What Title VI would change
The law would require a person to take the following steps before they can file a civil action under federal law:
- First, to inform the owner or operator of a website or mobile application that it does not comply with WCAG 2.0 Level A and Level AA;
- If the owner or operator does not comply with the website or mobile application within 90 days of receiving this notice, the individual can file a complaint with the DOJ;
- The DOJ will complete an investigation within 180 days to determine if there has been a violation; and can then file a civil lawsuit.

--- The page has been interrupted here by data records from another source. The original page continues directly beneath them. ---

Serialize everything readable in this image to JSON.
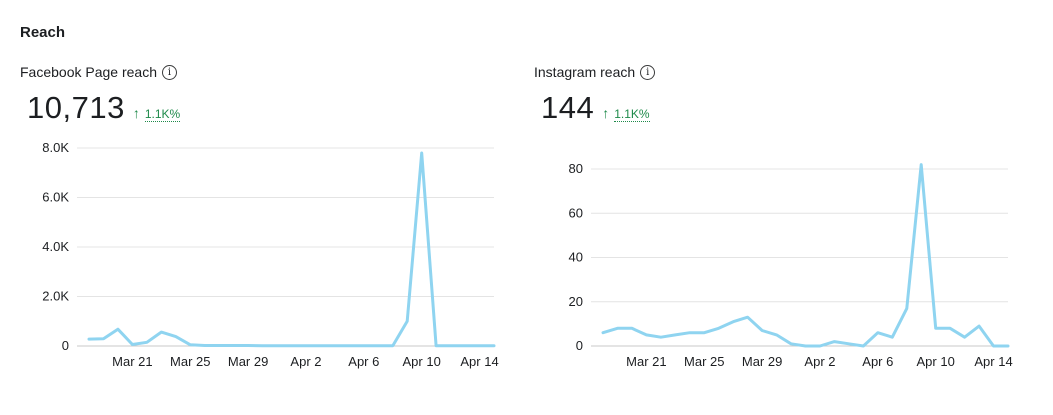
{
  "section": {
    "title": "Reach"
  },
  "charts": [
    {
      "metric_label": "Facebook Page reach",
      "info_icon": "info-icon",
      "value": "10,713",
      "change": "1.1K%",
      "change_icon": "arrow-up-icon",
      "change_color": "#1e8a4a"
    },
    {
      "metric_label": "Instagram reach",
      "info_icon": "info-icon",
      "value": "144",
      "change": "1.1K%",
      "change_icon": "arrow-up-icon",
      "change_color": "#1e8a4a"
    }
  ],
  "chart_data": [
    {
      "type": "line",
      "title": "Facebook Page reach",
      "xlabel": "",
      "ylabel": "",
      "x_ticks": [
        "Mar 21",
        "Mar 25",
        "Mar 29",
        "Apr 2",
        "Apr 6",
        "Apr 10",
        "Apr 14"
      ],
      "x_tick_index": [
        3,
        7,
        11,
        15,
        19,
        23,
        27
      ],
      "y_ticks": [
        "0",
        "2.0K",
        "4.0K",
        "6.0K",
        "8.0K"
      ],
      "y_tick_values": [
        0,
        2000,
        4000,
        6000,
        8000
      ],
      "ylim": [
        0,
        8000
      ],
      "grid": true,
      "line_color": "#8fd4f0",
      "series": [
        {
          "x": [
            "Mar 18",
            "Mar 19",
            "Mar 20",
            "Mar 21",
            "Mar 22",
            "Mar 23",
            "Mar 24",
            "Mar 25",
            "Mar 26",
            "Mar 27",
            "Mar 28",
            "Mar 29",
            "Mar 30",
            "Mar 31",
            "Apr 1",
            "Apr 2",
            "Apr 3",
            "Apr 4",
            "Apr 5",
            "Apr 6",
            "Apr 7",
            "Apr 8",
            "Apr 9",
            "Apr 10",
            "Apr 11",
            "Apr 12",
            "Apr 13",
            "Apr 14",
            "Apr 15"
          ],
          "values": [
            280,
            290,
            680,
            60,
            150,
            560,
            380,
            50,
            20,
            20,
            20,
            20,
            10,
            10,
            10,
            10,
            10,
            10,
            10,
            10,
            10,
            10,
            1000,
            7800,
            10,
            10,
            10,
            10,
            10
          ]
        }
      ]
    },
    {
      "type": "line",
      "title": "Instagram reach",
      "xlabel": "",
      "ylabel": "",
      "x_ticks": [
        "Mar 21",
        "Mar 25",
        "Mar 29",
        "Apr 2",
        "Apr 6",
        "Apr 10",
        "Apr 14"
      ],
      "x_tick_index": [
        3,
        7,
        11,
        15,
        19,
        23,
        27
      ],
      "y_ticks": [
        "0",
        "20",
        "40",
        "60",
        "80"
      ],
      "y_tick_values": [
        0,
        20,
        40,
        60,
        80
      ],
      "ylim": [
        0,
        80
      ],
      "grid": true,
      "line_color": "#8fd4f0",
      "series": [
        {
          "x": [
            "Mar 18",
            "Mar 19",
            "Mar 20",
            "Mar 21",
            "Mar 22",
            "Mar 23",
            "Mar 24",
            "Mar 25",
            "Mar 26",
            "Mar 27",
            "Mar 28",
            "Mar 29",
            "Mar 30",
            "Mar 31",
            "Apr 1",
            "Apr 2",
            "Apr 3",
            "Apr 4",
            "Apr 5",
            "Apr 6",
            "Apr 7",
            "Apr 8",
            "Apr 9",
            "Apr 10",
            "Apr 11",
            "Apr 12",
            "Apr 13",
            "Apr 14",
            "Apr 15"
          ],
          "values": [
            6,
            8,
            8,
            5,
            4,
            5,
            6,
            6,
            8,
            11,
            13,
            7,
            5,
            1,
            0,
            0,
            2,
            1,
            0,
            6,
            4,
            17,
            82,
            8,
            8,
            4,
            9,
            0,
            0
          ]
        }
      ]
    }
  ]
}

If the DOJ has not initiated a civil action following this procedure, an individual has exhausted all administrative remedies and is free to bring a civil action. This law was not passed in 2020 and appears to be doomed again in 2021.
What that means for you
As in many areas of law, the best defense is a good offense. When asked, most companies would unreservedly agree that availability for all customers and potential customers is good for business. Rather than waiting for a seemingly inevitable lawsuit, it is always beneficial for an organization to verify that their website is essentially up to an accessibility standard like WCAG 2.1 AA and, if not, take steps to begin publishing it in accordance. Businesses would be well served if the federal government finally gave certainty about the applicable standards and resolved the division of the courts, be it through the passage of the Online Accessibility Act or similar laws, through a decision of the US Supreme Court, or otherwise.
Originally published by Legal practice today.
The content of this article is intended to provide general guidance on the subject. You should seek expert advice regarding your specific circumstances.